El tiempo del escritor
Vacía de gente, la noche tiene un poderío muy modesto. Los papeles siguen al día siguiente en el mismo lugar en los que el escritor los dejó en el atardecer anterior. La noche no hizo nada con ellos. Sin embargo, los papeles no son los mismos.
Recién llegado al estudio, el escritor mira al pasar esos papeles. Verifica sin pensar que sigan en la mesa. Ayer, a última hora, eran ya una condena. Hoy son una esperanza. ¿O será al revés? No lo sabe y no va a convertir las horas por delante en un claro especulativo. Eso se irá viendo a medida que avance la tarde. Los mira y no, no son los mismos. Lo que se lee en ellos parece peor que ayer, cuando empezaba la penuria. Es un buen punto de partida, porque ayer ya no existe. El sol está alto.
Nunca se escucha música en el ambiente del escritor. No se puede servir a dos voces, y en otros momentos (no en este) en los que sí escucha música el escritor aprende de esas otras voces para servir a la propia. En la pared, lo solicita sin embargo un cuadro, el mismo que vio, a veces con atención y otras más bien disperso, tantas veces. "Ha de ser bueno", concluye. "Porque, si no, no se explicaría esa atención sobre un objeto que es siempre el mismo y que, aun así, cambia incesantemente". Es lo mismo que pasa con los papeles, salvo por el hecho -decididamente crucial- de que la obra de arte está materialmente conclusa (no así su contemplación) mientras que lo escrito en los papeles es apenas una insinuación. Al escritor le gustaría ganar para lo que escribe esa condición cambiante.
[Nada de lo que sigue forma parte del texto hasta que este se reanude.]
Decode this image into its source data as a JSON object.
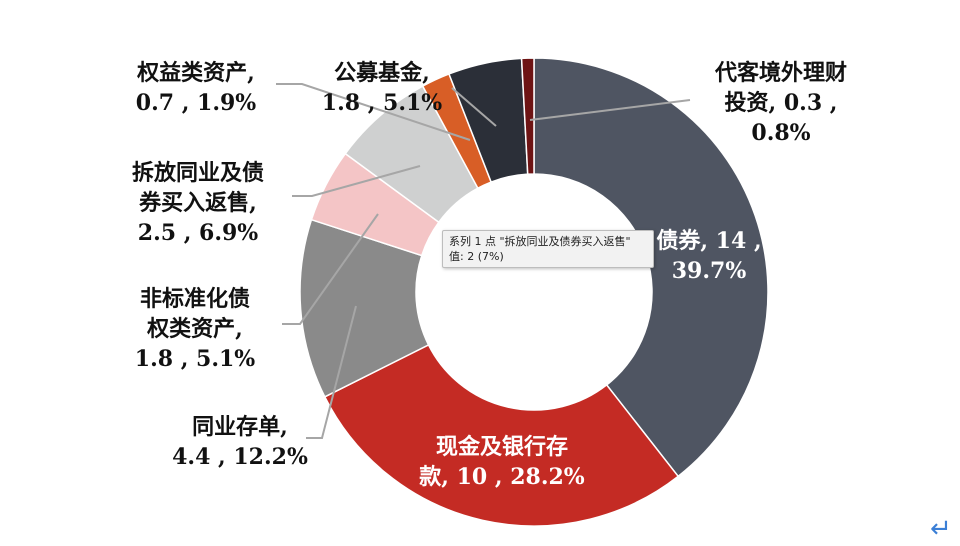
{
  "chart_data": {
    "type": "pie",
    "donut": true,
    "unit": "",
    "slices": [
      {
        "label": "债券",
        "value": 14,
        "percent": "39.7%",
        "display": "债券, 14 ,\n39.7%",
        "color": "#4f5562"
      },
      {
        "label": "现金及银行存款",
        "value": 10,
        "percent": "28.2%",
        "display": "现金及银行存\n款, 10 , 28.2%",
        "color": "#c42b24"
      },
      {
        "label": "同业存单",
        "value": 4.4,
        "percent": "12.2%",
        "display": "同业存单,\n4.4 , 12.2%",
        "color": "#8a8a8a"
      },
      {
        "label": "非标准化债权类资产",
        "value": 1.8,
        "percent": "5.1%",
        "display": "非标准化债\n权类资产,\n1.8 , 5.1%",
        "color": "#f4c5c6"
      },
      {
        "label": "拆放同业及债券买入返售",
        "value": 2.5,
        "percent": "6.9%",
        "display": "拆放同业及债\n券买入返售,\n2.5 , 6.9%",
        "color": "#cfd0d0"
      },
      {
        "label": "权益类资产",
        "value": 0.7,
        "percent": "1.9%",
        "display": "权益类资产,\n0.7 , 1.9%",
        "color": "#d85e26"
      },
      {
        "label": "公募基金",
        "value": 1.8,
        "percent": "5.1%",
        "display": "公募基金,\n1.8 , 5.1%",
        "color": "#2b2f38"
      },
      {
        "label": "代客境外理财投资",
        "value": 0.3,
        "percent": "0.8%",
        "display": "代客境外理财\n投资, 0.3 ,\n0.8%",
        "color": "#6e1414"
      }
    ]
  },
  "tooltip": {
    "line1": "系列 1 点 \"拆放同业及债券买入返售\"",
    "line2": "值: 2  (7%)"
  },
  "icons": {
    "enter": "enter-return-icon"
  }
}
En cambio, es mejor que el té no cambie. El escritor sigue reglas simples pero estrictas para su preparación. Toda esa coreografía doméstica, decididamente frívola por lo inútil, es un correlato de la escritura, que la precede.
El acto de escribir consiste en volver exterior algo interior. Hay implicado en esto un sacrificio pero también una conquista: el escritor anula una cantidad indefinida de posibilidades en una única realización; a la vez, sin ese escaso terreno ganado a la contingencia no podría concluir ni una sola línea. El rumbo de la línea que traza el escritor no trae necesariamente consigo una dirección (la estrategia para ir del punto A al punto B) sino la certidumbre (un wishful thinking) de que podrá hacerlo, aun ignorando la posición de esos puntos. También podría suceder que esos puntos sean instaurados por el propio trazo. Es un consuelo. Como sea, sabe que una "buena" escritura es la que no se desentiende de sus condiciones de existencia, que es como decir: la que se expone a la inexistencia.
El escritor se distrae con un poema ajeno. El poema, su lectura, lo exalta; por el contrario, la lectura de la historia suele causarle desolación. Del mismo modo que el poema parece apuntar a la permanencia de lo cambiante, la historia es la crónica episódica de la caducidad de lo siempre igual. El escritor siente en el cuerpo que, como enseñó Aristóteles, la poesía es más filosófica que la historia. La comprobación lo afecta muy poco, porque él no es poeta ni historiador.
Claro que el escritor preferiría leer sin tener que escribir (nada parece más propicio), pero la lectura sin un horizonte de escritura no sería lo mismo para él. Sería como gozar de la plenitud con la anticipación de la carencia. Se le ocurre que el acto de escribir es la evidencia de una falta que, justamente, la escritura pretende anular y volver plena.
La tarde y el té corrieron más rápido que la escritura. Algo cambió en esos papeles, pero no fue un auténtico progreso. Son las mismas palabras -como personajes de una obra de teatro- en otras posiciones, sin peripecia.
No sabemos qué escribió en las horas. Mañana sabrá el escritor -él solo- cuánta plenitud le arrancó a la pérdida.